Holders of the Notes who convert their Notes in connection with a make-whole fundamental change (as defined in the Indenture) or convert their Notes called (or deemed called) for redemption in connection with any optional redemption are, under certain circumstances, entitled to an increase in the conversion rate. Additionally, in the event of a fundamental change (as defined in the Indenture), holders of the Notes may require the Company to repurchase for cash all or a portion of their Notes at a price equal to 100% of the principal amount of Notes, plus any accrued and unpaid special interest to, but excluding, the repurchase date.
Holders of the Notes may convert all or a portion of their Notes prior to the close of business on the business day immediately preceding February 15, 2028, in multiples of $1,000 principal amount, only under the following circumstances:
| • | | during any calendar quarter commencing after the calendar quarter ending on September 30, 2023 (and only during such calendar quarter), if the last reported sale price of Common Stock for at least 20 trading days (whether or not consecutive) during a period of 30 consecutive trading days ending on the last trading day of the immediately preceding calendar quarter is greater than or equal to 130% of the conversion price of the Notes on each applicable trading day; |
| • | | during the five business day period after any five consecutive trading day period in which the trading price (as defined in the Indenture) per $1,000 principal amount of the Notes for each day of that five day consecutive trading day period was less than 98% of the product of the last reported sale price of Common Stock and the conversion rate of the Notes on such trading day; |
| • | | if the Company calls such Notes for redemption, at any time prior to the close of business on the scheduled trading day immediately preceding the redemption date, but only with respect to the Notes called (or deemed called) for redemption; or |
| • | | upon the occurrence of specified corporate events as specified in the Indenture. |
A copy of the Indenture is attached hereto as Exhibit 4.1 and is incorporated herein by reference. The description of the Notes contained in this Form 8-K is qualified in its entirety by reference to the Indenture.
Capped Call Transactions
On May 2, 2023, in connection with the pricing of the Notes, and on May 3, 2023, in connection with the full exercise by the Initial Purchasers of their option to purchase additional Notes pursuant to the Purchase Agreement, the Company entered into privately negotiated capped call transactions (the “Capped Call Transactions”) with certain of the initial purchasers of the Notes, their respective affiliates and other financial institutions (the “Capped Call Counterparties”). The Capped Call Transactions will cover, subject to anti-dilution adjustments substantially similar to those applicable to the Notes, the number of shares of Common Stock that initially underlie the Notes, including the Notes purchased pursuant to the option to purchase additional Notes. The Capped Call Transactions are expected generally to reduce potential dilution to the Common Stock upon conversion of the Notes and/or offset any cash payments that the Company is required to make in excess of the principal amount of converted Notes, as the case may be, with such reduction and/or offset subject to a cap to be equal to a cap price of approximately $212.62, which represents a premium of 80% over the closing price of the Common Stock of $118.12 per share on the Nasdaq Global Select Market on May 2, 2023.
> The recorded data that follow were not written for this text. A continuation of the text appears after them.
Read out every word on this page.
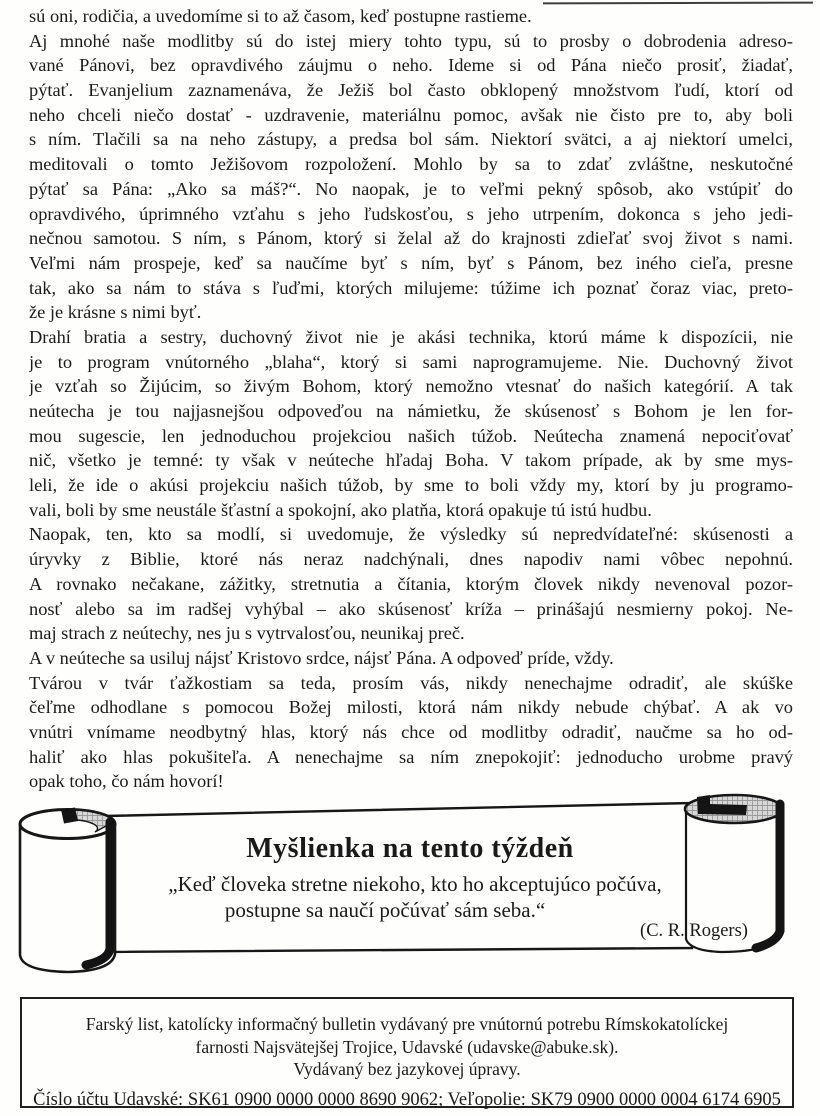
sú oni, rodičia, a uvedomíme si to až časom, keď postupne rastieme.
Aj mnohé naše modlitby sú do istej miery tohto typu, sú to prosby o dobrodenia adreso-
vané Pánovi, bez opravdivého záujmu o neho. Ideme si od Pána niečo prosiť, žiadať,
pýtať. Evanjelium zaznamenáva, že Ježiš bol často obklopený množstvom ľudí, ktorí od
neho chceli niečo dostať - uzdravenie, materiálnu pomoc, avšak nie čisto pre to, aby boli
s ním. Tlačili sa na neho zástupy, a predsa bol sám. Niektorí svätci, a aj niektorí umelci,
meditovali o tomto Ježišovom rozpoložení. Mohlo by sa to zdať zvláštne, neskutočné
pýtať sa Pána: „Ako sa máš?“. No naopak, je to veľmi pekný spôsob, ako vstúpiť do
opravdivého, úprimného vzťahu s jeho ľudskosťou, s jeho utrpením, dokonca s jeho jedi-
nečnou samotou. S ním, s Pánom, ktorý si želal až do krajnosti zdieľať svoj život s nami.
Veľmi nám prospeje, keď sa naučíme byť s ním, byť s Pánom, bez iného cieľa, presne
tak, ako sa nám to stáva s ľuďmi, ktorých milujeme: túžime ich poznať čoraz viac, preto-
že je krásne s nimi byť.
Drahí bratia a sestry, duchovný život nie je akási technika, ktorú máme k dispozícii, nie
je to program vnútorného „blaha“, ktorý si sami naprogramujeme. Nie. Duchovný život
je vzťah so Žijúcim, so živým Bohom, ktorý nemožno vtesnať do našich kategórií. A tak
neútecha je tou najjasnejšou odpoveďou na námietku, že skúsenosť s Bohom je len for-
mou sugescie, len jednoduchou projekciou našich túžob. Neútecha znamená nepociťovať
nič, všetko je temné: ty však v neúteche hľadaj Boha. V takom prípade, ak by sme mys-
leli, že ide o akúsi projekciu našich túžob, by sme to boli vždy my, ktorí by ju programo-
vali, boli by sme neustále šťastní a spokojní, ako platňa, ktorá opakuje tú istú hudbu.
Naopak, ten, kto sa modlí, si uvedomuje, že výsledky sú nepredvídateľné: skúsenosti a
úryvky z Biblie, ktoré nás neraz nadchýnali, dnes napodiv nami vôbec nepohnú.
A rovnako nečakane, zážitky, stretnutia a čítania, ktorým človek nikdy nevenoval pozor-
nosť alebo sa im radšej vyhýbal – ako skúsenosť kríža – prinášajú nesmierny pokoj. Ne-
maj strach z neútechy, nes ju s vytrvalosťou, neunikaj preč.
A v neúteche sa usiluj nájsť Kristovo srdce, nájsť Pána. A odpoveď príde, vždy.
Tvárou v tvár ťažkostiam sa teda, prosím vás, nikdy nenechajme odradiť, ale skúške
čeľme odhodlane s pomocou Božej milosti, ktorá nám nikdy nebude chýbať. A ak vo
vnútri vnímame neodbytný hlas, ktorý nás chce od modlitby odradiť, naučme sa ho od-
haliť ako hlas pokušiteľa. A nenechajme sa ním znepokojiť: jednoducho urobme pravý
opak toho, čo nám hovorí!
Myšlienka na tento týždeň
„Keď človeka stretne niekoho, kto ho akceptujúco počúva,
postupne sa naučí počúvať sám seba.“
(C. R. Rogers)
Farský list, katolícky informačný bulletin vydávaný pre vnútornú potrebu Rímskokatolíckej
farnosti Najsvätejšej Trojice, Udavské (udavske@abuke.sk).
Vydávaný bez jazykovej úpravy.
Číslo účtu Udavské: SK61 0900 0000 0000 8690 9062; Veľopolie: SK79 0900 0000 0004 6174 6905
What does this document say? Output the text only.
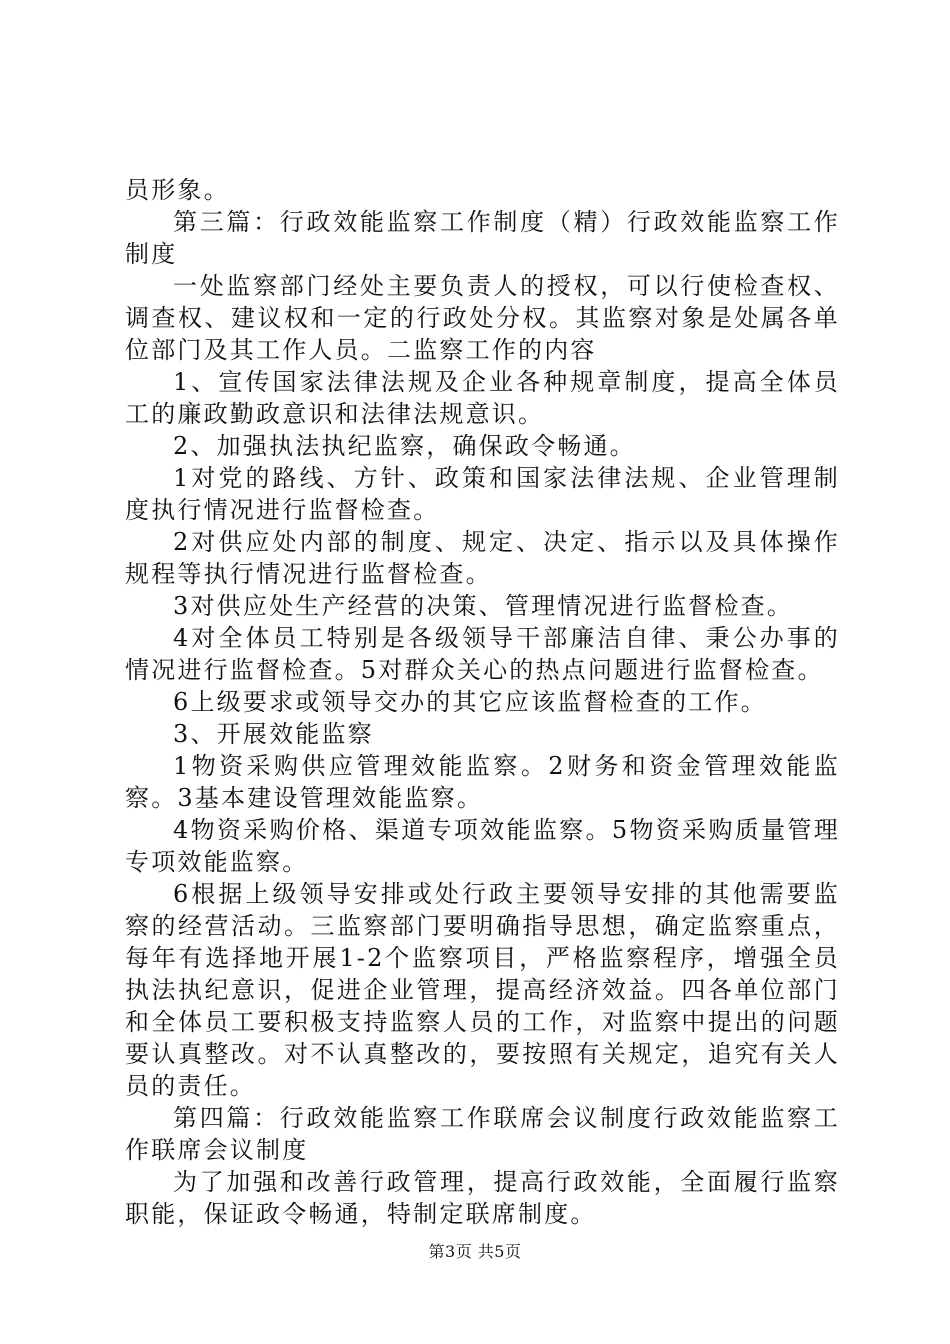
员形象。

第三篇：行政效能监察工作制度（精）行政效能监察工作制度

一处监察部门经处主要负责人的授权，可以行使检查权、调查权、建议权和一定的行政处分权。其监察对象是处属各单位部门及其工作人员。二监察工作的内容

1、宣传国家法律法规及企业各种规章制度，提高全体员工的廉政勤政意识和法律法规意识。

2、加强执法执纪监察，确保政令畅通。

1对党的路线、方针、政策和国家法律法规、企业管理制度执行情况进行监督检查。

2对供应处内部的制度、规定、决定、指示以及具体操作规程等执行情况进行监督检查。

3对供应处生产经营的决策、管理情况进行监督检查。

4对全体员工特别是各级领导干部廉洁自律、秉公办事的情况进行监督检查。5对群众关心的热点问题进行监督检查。

6上级要求或领导交办的其它应该监督检查的工作。

3、开展效能监察

1物资采购供应管理效能监察。2财务和资金管理效能监察。3基本建设管理效能监察。

4物资采购价格、渠道专项效能监察。5物资采购质量管理专项效能监察。

6根据上级领导安排或处行政主要领导安排的其他需要监察的经营活动。三监察部门要明确指导思想，确定监察重点，每年有选择地开展1-2个监察项目，严格监察程序，增强全员执法执纪意识，促进企业管理，提高经济效益。四各单位部门和全体员工要积极支持监察人员的工作，对监察中提出的问题要认真整改。对不认真整改的，要按照有关规定，追究有关人员的责任。

第四篇：行政效能监察工作联席会议制度行政效能监察工作联席会议制度

为了加强和改善行政管理，提高行政效能，全面履行监察职能，保证政令畅通，特制定联席制度。

第3页 共5页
In connection with establishing their initial hedges of the Capped Call Transactions, the Capped Call Counterparties have advised the Company that they and/or their respective affiliates expect to enter into various derivative transactions with respect to the Common Stock and/or purchase the Common Stock concurrently with, or shortly after, the pricing of the Notes. This activity could increase (or reduce the size of any decrease in) the market price of the Common Stock or the Notes concurrently with, or shortly after, the pricing of the Notes.